Climate data for Mandla (1991–2020, extremes 1950–2020)
| Month | Jan | Feb | Mar | Apr | May | Jun | Jul | Aug | Sep | Oct | Nov | Dec | Year |
| Record high °C (°F) | 33.4 (92.1) | 36.7 (98.1) | 40.0 (104.0) | 44.2 (111.6) | 46.8 (116.2) | 46.4 (115.5) | 40.0 (104.0) | 36.0 (96.8) | 36.0 (96.8) | 39.0 (102.2) | 34.0 (93.2) | 33.2 (91.8) | 46.8 (116.2) |
| Mean daily maximum °C (°F) | 26.4 (79.5) | 29.9 (85.8) | 34.2 (93.6) | 38.4 (101.1) | 41.4 (106.5) | 37.1 (98.8) | 30.7 (87.3) | 29.4 (84.9) | 30.9 (87.6) | 31.8 (89.2) | 29.3 (84.7) | 27.2 (81.0) | 32.0 (89.6) |
| Mean daily minimum °C (°F) | 8.3 (46.9) | 11.1 (52.0) | 15.1 (59.2) | 19.9 (67.8) | 23.8 (74.8) | 24.8 (76.6) | 22.9 (73.2) | 22.4 (72.3) | 21.3 (70.3) | 17.0 (62.6) | 12.1 (53.8) | 7.8 (46.0) | 17.2 (63.0) |
| Record low °C (°F) | 0.0 (32.0) | 1.9 (35.4) | 3.6 (38.5) | 8.6 (47.5) | 12.5 (54.5) | 14.0 (57.2) | 14.0 (57.2) | 13.0 (55.4) | 12.0 (53.6) | 3.1 (37.6) | 1.5 (34.7) | 0.0 (32.0) | 0.0 (32.0) |
| Average rainfall mm (inches) | 26.8 (1.06) | 16.1 (0.63) | 27.6 (1.09) | 11.5 (0.45) | 10.2 (0.40) | 155.6 (6.13) | 380.8 (14.99) | 372.6 (14.67) | 136.8 (5.39) | 38.3 (1.51) | 11.6 (0.46) | 12.4 (0.49) | 1,200.6 (47.27) |
| Average rainy days | 1.8 | 1.1 | 2.1 | 1.3 | 1.1 | 8.5 | 15.9 | 14.4 | 8.6 | 2.2 | 0.8 | 0.3 | 58.1 |
| Average relative humidity (%) (at 17:30 IST) | 51 | 44 | 37 | 33 | 29 | 54 | 78 | 82 | 76 | 61 | 58 | 55 | 56 |
Source: India Meteorological Department

==Demographics==
As of 2011 India census, Mandla had a population of 71,579. Males constitute 51% of the population and females 49%. In 2011 Mandla has an average literacy rate of 68.3%, higher than the national average of 59.85%: male literacy is 79.5%, and female literacy is 57.2%. Scheduled tribes dominate the population, so there is a Special education programs to promote them.
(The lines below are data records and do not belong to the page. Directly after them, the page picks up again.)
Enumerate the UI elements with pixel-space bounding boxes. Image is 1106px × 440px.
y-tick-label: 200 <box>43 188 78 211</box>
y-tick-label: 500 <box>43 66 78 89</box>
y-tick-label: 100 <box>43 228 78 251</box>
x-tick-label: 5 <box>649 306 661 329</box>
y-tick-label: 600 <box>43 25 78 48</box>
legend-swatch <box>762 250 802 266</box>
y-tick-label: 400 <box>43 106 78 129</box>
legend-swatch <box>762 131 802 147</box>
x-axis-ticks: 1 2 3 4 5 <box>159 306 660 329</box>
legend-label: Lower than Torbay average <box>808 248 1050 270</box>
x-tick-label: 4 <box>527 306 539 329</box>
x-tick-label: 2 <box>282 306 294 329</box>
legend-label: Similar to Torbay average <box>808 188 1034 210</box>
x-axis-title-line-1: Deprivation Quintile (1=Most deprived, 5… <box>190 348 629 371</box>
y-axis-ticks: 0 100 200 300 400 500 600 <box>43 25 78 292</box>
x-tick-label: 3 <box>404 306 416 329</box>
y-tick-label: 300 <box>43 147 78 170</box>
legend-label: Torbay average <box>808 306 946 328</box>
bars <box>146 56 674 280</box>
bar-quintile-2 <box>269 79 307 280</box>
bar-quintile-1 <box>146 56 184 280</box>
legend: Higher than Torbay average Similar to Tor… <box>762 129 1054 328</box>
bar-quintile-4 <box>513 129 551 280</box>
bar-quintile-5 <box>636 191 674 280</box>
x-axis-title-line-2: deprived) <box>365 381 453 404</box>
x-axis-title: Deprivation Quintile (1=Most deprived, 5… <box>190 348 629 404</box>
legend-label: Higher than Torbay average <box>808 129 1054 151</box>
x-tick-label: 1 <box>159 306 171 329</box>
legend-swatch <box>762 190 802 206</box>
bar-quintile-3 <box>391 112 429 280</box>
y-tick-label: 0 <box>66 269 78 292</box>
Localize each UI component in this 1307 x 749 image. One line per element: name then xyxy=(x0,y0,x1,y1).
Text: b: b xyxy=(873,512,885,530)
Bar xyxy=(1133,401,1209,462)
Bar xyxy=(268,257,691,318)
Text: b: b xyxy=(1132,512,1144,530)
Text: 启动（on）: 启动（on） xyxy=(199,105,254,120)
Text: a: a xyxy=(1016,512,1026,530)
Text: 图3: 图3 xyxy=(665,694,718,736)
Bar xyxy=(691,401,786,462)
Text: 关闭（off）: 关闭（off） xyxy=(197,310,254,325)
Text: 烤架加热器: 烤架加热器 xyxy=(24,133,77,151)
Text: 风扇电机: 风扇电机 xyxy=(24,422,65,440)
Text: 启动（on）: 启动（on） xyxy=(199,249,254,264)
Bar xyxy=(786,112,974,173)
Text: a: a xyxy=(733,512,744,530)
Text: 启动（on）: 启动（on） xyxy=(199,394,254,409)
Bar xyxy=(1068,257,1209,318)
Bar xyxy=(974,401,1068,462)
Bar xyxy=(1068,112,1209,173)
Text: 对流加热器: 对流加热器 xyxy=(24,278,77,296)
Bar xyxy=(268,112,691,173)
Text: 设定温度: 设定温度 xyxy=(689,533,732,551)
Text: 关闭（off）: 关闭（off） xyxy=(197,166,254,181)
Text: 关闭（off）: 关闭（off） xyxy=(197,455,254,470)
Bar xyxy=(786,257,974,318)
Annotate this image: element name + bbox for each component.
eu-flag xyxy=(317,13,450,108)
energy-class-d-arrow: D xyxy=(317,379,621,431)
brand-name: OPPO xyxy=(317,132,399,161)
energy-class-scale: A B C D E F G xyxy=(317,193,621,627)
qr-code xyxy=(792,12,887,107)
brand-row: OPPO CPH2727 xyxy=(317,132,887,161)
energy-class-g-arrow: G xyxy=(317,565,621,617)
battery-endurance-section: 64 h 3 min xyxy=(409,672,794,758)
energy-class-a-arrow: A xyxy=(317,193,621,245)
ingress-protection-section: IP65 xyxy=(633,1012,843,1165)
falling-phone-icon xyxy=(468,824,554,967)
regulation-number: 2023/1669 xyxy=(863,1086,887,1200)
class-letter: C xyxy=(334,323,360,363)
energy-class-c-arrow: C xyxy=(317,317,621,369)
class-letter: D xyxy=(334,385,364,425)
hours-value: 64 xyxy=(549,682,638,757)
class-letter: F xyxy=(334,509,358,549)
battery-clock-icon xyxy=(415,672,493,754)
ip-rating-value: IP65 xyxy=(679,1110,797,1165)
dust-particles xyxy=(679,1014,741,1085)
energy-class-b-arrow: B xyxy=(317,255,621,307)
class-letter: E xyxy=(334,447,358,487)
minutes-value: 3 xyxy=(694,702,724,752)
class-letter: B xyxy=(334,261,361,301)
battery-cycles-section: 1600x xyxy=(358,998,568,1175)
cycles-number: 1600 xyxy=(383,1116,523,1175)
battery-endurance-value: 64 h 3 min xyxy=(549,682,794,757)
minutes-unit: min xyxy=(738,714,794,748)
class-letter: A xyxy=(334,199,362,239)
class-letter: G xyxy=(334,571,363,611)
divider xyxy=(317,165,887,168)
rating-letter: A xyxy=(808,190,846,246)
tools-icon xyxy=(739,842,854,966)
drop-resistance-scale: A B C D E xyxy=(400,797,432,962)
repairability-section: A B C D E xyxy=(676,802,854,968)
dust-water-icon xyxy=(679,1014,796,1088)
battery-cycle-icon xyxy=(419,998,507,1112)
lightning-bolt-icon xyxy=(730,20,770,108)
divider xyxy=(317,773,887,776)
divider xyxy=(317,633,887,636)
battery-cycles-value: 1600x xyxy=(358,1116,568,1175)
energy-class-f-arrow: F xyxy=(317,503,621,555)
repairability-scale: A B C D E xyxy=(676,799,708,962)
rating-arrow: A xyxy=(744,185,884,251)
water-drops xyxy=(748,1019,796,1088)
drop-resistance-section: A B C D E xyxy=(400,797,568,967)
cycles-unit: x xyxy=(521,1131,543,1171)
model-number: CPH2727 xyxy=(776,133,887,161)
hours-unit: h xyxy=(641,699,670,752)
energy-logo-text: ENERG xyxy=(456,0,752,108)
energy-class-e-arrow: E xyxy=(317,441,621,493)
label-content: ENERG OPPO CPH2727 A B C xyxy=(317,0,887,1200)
In Mandla, 13.7% of the population is under 6 years of age. 90% of the population are Hindus, 4% Christians, 5% Muslims and 1% are of other faiths.

== Politics ==
The city is represented in the Lok Sabha by the Mandla (Lok Sabha constituency). As of 2024, its representative is Faggan Singh Kulaste of the Bharatiya Janata Party.